No agreement on Yes victory

Councillor Harry McGuigan
Councillor Harry McGuigan

Political foes have clashed over the reasons for North Lanarkshire’s Yes vote in the Scottish independence referendum.

The area was one of only four in the country to plump in favour of independence as Scotland decided to stay in the United Kingdom.

Polling station at Victoria Hall in Selkirk for the referendum on Scottish independence.

Polling station at Victoria Hall in Selkirk for the referendum on Scottish independence.

North Lanarkshire has been a Labour stronghold since its formation in 1995, but last week 51 per cent of voters rejected the party’s unionist stance, with 49 per cent voting No.

The Yes campaign amassed 115,783 votes to the No’s 110,922. The turnout was an impressive 84.4 per cent, easily the highest for any vote in the local authority’s history.

However, former council leader Harry McGuigan dismissed the idea that Labour voters in Motherwell and Bellshill had embraced the flagship SNP policy of independence.
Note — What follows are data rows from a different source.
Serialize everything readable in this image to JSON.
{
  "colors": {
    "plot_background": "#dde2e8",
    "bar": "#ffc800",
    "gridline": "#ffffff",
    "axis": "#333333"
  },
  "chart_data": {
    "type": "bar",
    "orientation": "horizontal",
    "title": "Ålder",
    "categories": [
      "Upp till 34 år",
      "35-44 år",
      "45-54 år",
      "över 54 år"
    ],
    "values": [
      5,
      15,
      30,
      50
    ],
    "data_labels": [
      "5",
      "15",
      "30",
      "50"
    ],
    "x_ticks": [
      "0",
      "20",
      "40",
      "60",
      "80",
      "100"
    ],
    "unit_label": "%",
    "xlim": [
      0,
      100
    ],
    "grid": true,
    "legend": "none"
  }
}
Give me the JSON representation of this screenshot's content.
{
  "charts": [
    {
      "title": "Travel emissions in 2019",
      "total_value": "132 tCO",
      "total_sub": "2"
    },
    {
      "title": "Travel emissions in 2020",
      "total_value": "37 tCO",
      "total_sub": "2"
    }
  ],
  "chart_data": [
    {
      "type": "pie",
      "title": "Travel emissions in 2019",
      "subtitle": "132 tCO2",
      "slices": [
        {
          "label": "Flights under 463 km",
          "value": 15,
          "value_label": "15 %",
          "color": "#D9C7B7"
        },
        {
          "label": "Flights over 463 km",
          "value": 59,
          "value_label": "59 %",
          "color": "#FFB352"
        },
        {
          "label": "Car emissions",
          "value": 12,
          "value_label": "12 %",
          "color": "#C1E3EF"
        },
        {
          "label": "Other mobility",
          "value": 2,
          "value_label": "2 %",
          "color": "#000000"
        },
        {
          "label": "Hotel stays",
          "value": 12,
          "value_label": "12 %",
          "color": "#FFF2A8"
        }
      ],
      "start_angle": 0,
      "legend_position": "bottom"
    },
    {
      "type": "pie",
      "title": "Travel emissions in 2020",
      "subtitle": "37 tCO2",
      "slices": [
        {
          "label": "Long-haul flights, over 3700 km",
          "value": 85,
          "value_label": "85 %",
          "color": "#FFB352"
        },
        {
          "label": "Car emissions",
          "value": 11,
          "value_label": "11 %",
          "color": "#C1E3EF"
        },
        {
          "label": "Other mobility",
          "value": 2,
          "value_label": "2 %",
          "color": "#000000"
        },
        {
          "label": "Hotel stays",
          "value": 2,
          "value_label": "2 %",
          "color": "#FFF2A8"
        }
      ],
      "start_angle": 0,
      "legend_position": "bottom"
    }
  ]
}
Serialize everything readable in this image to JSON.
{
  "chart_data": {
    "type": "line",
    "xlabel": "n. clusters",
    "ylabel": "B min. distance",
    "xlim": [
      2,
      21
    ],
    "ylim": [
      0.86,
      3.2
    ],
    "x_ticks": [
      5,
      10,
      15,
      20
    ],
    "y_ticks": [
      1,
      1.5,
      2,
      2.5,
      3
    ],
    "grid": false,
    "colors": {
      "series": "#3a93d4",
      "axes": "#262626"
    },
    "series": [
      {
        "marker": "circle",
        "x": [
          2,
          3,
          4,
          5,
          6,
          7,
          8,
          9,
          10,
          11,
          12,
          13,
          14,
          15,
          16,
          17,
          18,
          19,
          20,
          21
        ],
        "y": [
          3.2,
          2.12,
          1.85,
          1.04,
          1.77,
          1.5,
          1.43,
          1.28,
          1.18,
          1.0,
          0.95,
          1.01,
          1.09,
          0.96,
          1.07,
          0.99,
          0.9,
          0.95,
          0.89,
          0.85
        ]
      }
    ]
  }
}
He claimed votes in traditionally strong Nationalist areas such as Cumbernauld had proven crucial.

Councillor McGuigan, who still represents Bellshill on the council, doesn’t share the view of some commentators that Labour voters turned their back on the party.

He said: “I don’t think the result in North Lanarkshire was a surprise as there is a lot of support for independence in the Cumbernauld area.

“I got good feedback from those watching the ballot boxes at the count and the message I got, certainly for Bellshill, was people voted strongly for No.

“But this wasn’t about North Lanarkshire voting for independence - it was about Scotland, and the message from right across the country is that people want to see a strong Scotland within the UK.”

The former council leader is a veteran of the cut and thrust of political combat at local level, but he added: “I hope after this result we shall start to see less political posturing and more collaboration as we deal with issues such as social inequality and job creation.”

In contrast with the North’s Yes vote, neighbouring South Lanarkshire mirrored the national figure with 55 per cent voting No and 45 per cent Yes.

Central Scotland MSP Richard Lyle, a former Bellshill councillor, was delighted North Lanarkshire bucked the national trend. Glasgow, Dundee and West Dunbartonshire were the only other areas to vote Yes, with the margin of the final No victory wider than most polls predicted.

Mr Lyle said: “The North Lanarkshire vote was down to hard campaigning in all constituencies in the local authority area - Coatbridge and Chryston, Cumbernauld and Kilsyth, Motherwell and Wishaw, Uddingston and Bellshill, and Airdrie and Shotts.

“For Labour to claim its vote held up in these parts - well that’s not what I saw at the Ravenscraig count. I think there was a severe effect and Yes won in Viewpark, Holytown and the Orbiston area of Bellshill.

“I have seen e-mails from lifelong Labour voters saying they’ll never vote for the party again whereas thousands of people are now joining the SNP.

“The referendum campaign enthused a lot of people who were not politically-minded and I hope that will translate to more people voting in future elections and taking part in the political process.”

Central Scotland Conservative MSP Margaret Mitchell said the vote in North Lanarkshire reflected voters’ disillusionment with Labour. She added: “The problem for Labour is the SNP and the Greens are occupying the far left and seem to be connecting more with people. Their message resonates more.”